Under occupation in the West Bank and inside the walls of Gaza, Palestinians are not allowed the same rights as Israelis are. Their travel, economic, and education opportunities are hindered because of the arbitrary checkpoints and border walls put in place with the intention to separate neighbors and divide communities. Especially in Area C of the West Bank, where Jewish settlements are allowed to develop according to Israeli law, Palestinian citizens are brutally policed by the IDF when the Jewish settlers are not.

 

Even given this situation, Palestinians do not receive the physical and logistical aid they need to keep their communities afloat. Though dedicated non-profit organizations do exist to offer supplies to Palestinians, refugees are still denied many of the rights they deserve within Israel’s greater borders and in other countries around the world. 

 

Because the United Nation defines a refugee as someone who has been forced to flee his or her country,” 5Palestinians who have been relocated within Israel’s borders are not given the same aid or recognition of refugees who have actually crossed national boundaries. Furthermore, those refugees that do cross country lines are often unwelcome in countries. Many countries have strict immigration policies that make entrance into their country treacherous for already-deprived Palestinians. Especially if one is a secondary refugee, for example a Palestinian relocated to Syria who is now fleeing to Jordan, it is difficult to find a place in that new economy and society. 

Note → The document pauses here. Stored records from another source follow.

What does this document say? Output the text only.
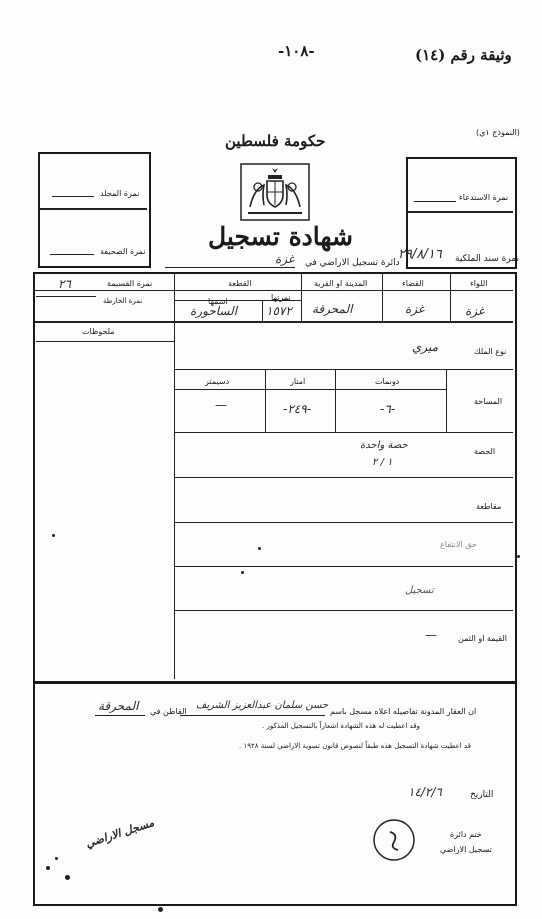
-١٠٨-	وثيقة رقم (١٤)
(النموذج ١ي)
حكومة فلسطين
شهادة تسجيل
نمرة المجلد
نمرة الصحيفة
نمرة الاستدعاء
نمرة سند الملكية
٢٩/٨/١٦
دائرة تسجيل الاراضي في
غزة
اللواء
القضاء
المدينة او القرية
القطعة
نمرتها
اسمها
نمرة القسيمة
نمرة الخارطة
غزة
غزة
المحرقة
١٥٧٢
الساحورة
٢٦
ملحوظات
نوع الملك
ميري
المساحة
دونمات
امتار
دسيمتر
-٦-
-٢٤٩-
—
الحصة
حصة واحدة
١ / ٢
مقاطعة
حق الانتفاع
تسجيل
القيمة او الثمن
—
ان العقار المدونة تفاصيله اعلاه مسجل باسم
حسن سلمان عبدالعزيز الشريف
القاطن في
المحرقة
وقد اعطيت له هذه الشهادة اشعاراً بالتسجيل المذكور .
قد اعطيت شهادة التسجيل هذه طبقاً لنصوص قانون تسوية الاراضي لسنة ١٩٢٨ .
التاريخ
١٤/٢/٦
ختم دائرة
تسجيل الاراضي
مسجل الاراضي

Many Israelis do not know the extent to which their offensive military actions affect a large population of Palestinians today. Many do not know the importance of those keys or the homes that were destroyed. Jewish Israelis should, however, be able to empathize with this loss of homeland and exploitation of rights. They should remember why gaining Israeli independence was so important to them after intense and violent displacement. Because of this sentiment, each Israeli citizen should understand the importance of a national state and the pain of being forced out of their home in the first place.

 

While the Jewish community can argue that they were deserving of a national homeland after centuries of persecution and to relocate after the Holocaust, this does not give them the right to immediately take someone else’s homeland. To continue the direct persecution of another people - the Palestinians - in their newly acquired homeland is hypocritical. This hypocrisy is the root of the conflict between Israel and Palestine but recognizing the shared history can be the root of peace in the future.

 

Given this common experience, Israeli citizens should vote for polititians that are willing to grant the right of return and support the peaceful rehabilitation of Palestinian communities. Because this demand involves complicated politics and logistics, the international community and the United Nations must give Palestinian refugees the rights to recognition and aid they deserve. The road to ending the violence between Israel and Palestine starts with the humane treatment of Palestinians.